Reference no: EM133064538
Question - Ceres Corporation is considering making a significant long-term investment in Pisces Ltd., a young and very promising company. Ceres decides to make a smaller investment first, and if Pisces turns out to be successful, Ceres intends to make an additional investment to reach significant influence. Pisces has 200,000 shares authorized, 110,000 shares issued and outstanding.
On January 1, 2019, Pisces issues Ceres 10,000 shares for $400,000 in cash (so now there are 120,000 shares issued).
Additional information:
1. On November 1, 2019, Pisces declares a total cash dividend of $180,000.

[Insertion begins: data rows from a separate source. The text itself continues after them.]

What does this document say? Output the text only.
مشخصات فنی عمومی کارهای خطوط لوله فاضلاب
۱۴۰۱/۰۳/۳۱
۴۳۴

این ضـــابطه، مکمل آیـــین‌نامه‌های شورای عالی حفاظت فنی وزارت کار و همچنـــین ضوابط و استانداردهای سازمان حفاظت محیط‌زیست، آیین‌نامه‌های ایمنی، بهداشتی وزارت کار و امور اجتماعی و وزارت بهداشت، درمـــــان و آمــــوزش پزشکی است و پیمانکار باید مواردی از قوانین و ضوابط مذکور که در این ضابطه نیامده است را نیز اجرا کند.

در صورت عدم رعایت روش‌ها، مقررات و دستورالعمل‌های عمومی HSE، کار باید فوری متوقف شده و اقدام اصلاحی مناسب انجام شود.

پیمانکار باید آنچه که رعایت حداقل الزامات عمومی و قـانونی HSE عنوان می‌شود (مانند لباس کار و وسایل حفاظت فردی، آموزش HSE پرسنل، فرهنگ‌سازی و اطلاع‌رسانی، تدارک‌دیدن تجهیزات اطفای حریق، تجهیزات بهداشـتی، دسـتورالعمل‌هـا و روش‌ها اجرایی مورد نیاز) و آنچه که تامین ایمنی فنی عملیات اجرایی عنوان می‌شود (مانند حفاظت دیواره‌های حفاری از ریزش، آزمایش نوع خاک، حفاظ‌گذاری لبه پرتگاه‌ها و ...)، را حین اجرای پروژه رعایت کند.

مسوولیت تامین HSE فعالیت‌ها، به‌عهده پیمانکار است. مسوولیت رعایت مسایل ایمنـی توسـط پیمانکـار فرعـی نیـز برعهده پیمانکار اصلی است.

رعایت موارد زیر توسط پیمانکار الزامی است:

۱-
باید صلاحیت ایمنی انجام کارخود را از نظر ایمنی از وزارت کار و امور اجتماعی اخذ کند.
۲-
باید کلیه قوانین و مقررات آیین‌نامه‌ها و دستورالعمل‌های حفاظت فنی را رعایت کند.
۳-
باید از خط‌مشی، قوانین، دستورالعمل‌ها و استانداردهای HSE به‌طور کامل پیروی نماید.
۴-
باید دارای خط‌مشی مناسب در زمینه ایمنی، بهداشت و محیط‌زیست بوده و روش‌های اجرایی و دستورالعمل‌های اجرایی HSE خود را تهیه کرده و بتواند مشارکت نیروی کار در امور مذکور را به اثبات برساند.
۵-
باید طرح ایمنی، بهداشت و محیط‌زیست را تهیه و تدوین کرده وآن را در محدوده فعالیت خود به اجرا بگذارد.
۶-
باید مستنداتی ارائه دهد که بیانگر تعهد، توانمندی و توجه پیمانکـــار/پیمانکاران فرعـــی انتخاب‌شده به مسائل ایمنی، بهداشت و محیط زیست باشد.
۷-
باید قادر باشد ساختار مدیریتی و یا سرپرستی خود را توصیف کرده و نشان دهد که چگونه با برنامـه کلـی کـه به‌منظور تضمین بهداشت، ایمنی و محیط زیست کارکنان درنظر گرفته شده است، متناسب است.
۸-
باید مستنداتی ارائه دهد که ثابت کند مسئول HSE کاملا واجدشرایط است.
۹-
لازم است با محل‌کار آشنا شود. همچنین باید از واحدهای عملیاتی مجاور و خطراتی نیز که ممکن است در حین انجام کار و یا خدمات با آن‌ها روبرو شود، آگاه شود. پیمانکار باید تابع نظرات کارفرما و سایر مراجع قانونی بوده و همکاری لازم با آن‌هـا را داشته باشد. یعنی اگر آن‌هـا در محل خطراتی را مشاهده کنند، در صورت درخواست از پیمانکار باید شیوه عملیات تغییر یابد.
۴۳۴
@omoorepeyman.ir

2. Pisces reports $225,000 net income for 2019. Its stock price on December 31, 2019 is $38.
3. On November 1, 2019, Pisces announces a total dividend of $270,000 to be paid on January 2, 2020.
4. Pisces reports $360,000 net income for 2020 Its stock price on December 31, 2020 is $44.
5. On March 15, 2021, Ceres is approached by an investment fund which offers to buy all their Pisces shares for $55 per share, a 25% premium over the current stock price of $44. Ceres accepts the offer and sells the shares on that day.
Required - Assuming Ceres uses the fair value through net income model (FV-NI) to account for this investment:
a) Prepare the journal entries in Ceres's books for the 2019 calendar year.
b) Prepare the journal entries in Ceres's books for the 2020 calendar year.
c) Prepare the journal entries in Ceres's books for the 2021 calendar year.